The Government is expected to accept most of its recommendations for changes to the Health & Social Care Bill, including its very first sentence – which would have removed the legal obligation on the Health Secretary to “provide and secure the provision of” healthcare, which the holder of that role has had since the founding of the health service after the Second World War.
The NHS Future Forum has been conducting a two-month investigation since the legislation was ‘paused’ and the listening exercise began. Most of its other likely recommendations have become common knowledge, for example the abandoning of the 2013 deadline for consortia to take over from PCTs as commissioners of care, and the altered role for regulator Monitor.

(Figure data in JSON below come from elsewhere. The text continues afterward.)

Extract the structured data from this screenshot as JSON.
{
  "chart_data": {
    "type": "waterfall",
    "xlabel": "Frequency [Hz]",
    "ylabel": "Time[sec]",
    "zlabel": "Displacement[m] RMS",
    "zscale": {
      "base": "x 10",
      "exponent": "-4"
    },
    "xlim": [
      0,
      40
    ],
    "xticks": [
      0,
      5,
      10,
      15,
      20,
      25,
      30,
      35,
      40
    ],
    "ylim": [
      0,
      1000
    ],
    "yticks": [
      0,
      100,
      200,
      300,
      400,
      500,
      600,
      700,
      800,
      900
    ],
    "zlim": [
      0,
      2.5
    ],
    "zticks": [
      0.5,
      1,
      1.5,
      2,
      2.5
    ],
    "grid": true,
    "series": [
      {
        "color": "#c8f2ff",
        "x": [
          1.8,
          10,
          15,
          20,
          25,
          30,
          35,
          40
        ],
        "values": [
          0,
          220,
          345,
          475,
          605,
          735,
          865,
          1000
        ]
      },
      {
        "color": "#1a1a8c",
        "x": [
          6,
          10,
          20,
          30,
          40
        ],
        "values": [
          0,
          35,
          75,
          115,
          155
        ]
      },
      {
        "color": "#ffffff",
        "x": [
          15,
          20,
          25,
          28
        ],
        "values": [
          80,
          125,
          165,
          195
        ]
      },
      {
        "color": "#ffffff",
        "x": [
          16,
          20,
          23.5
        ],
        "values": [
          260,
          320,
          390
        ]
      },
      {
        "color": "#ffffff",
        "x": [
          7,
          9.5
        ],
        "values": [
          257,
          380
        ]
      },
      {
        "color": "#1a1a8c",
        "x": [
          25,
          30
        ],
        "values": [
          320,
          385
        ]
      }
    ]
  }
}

Clegg has claimed to have achieved victory in 11 of the 13 areas demanded by a motion at the Liberal Democrat spring conference, which was the catalyst for the amendments to the reforms.
But many Conservative backbenchers, angry at seeing their Coalition partners trying to take all the credit for the amendments which they see as watering down the reforms, have hit back over the weekend. Among them was Nick de Bois, who accused the Lib Dems of “kindergarten politics”.
But Clegg’s chief political adviser, Norman Lamb MP, told the BBC: “This is not a case of triumphalism. This is a case of improving the policy.”
The detailed Government response to the NHS Future Forum report is expected tomorrow.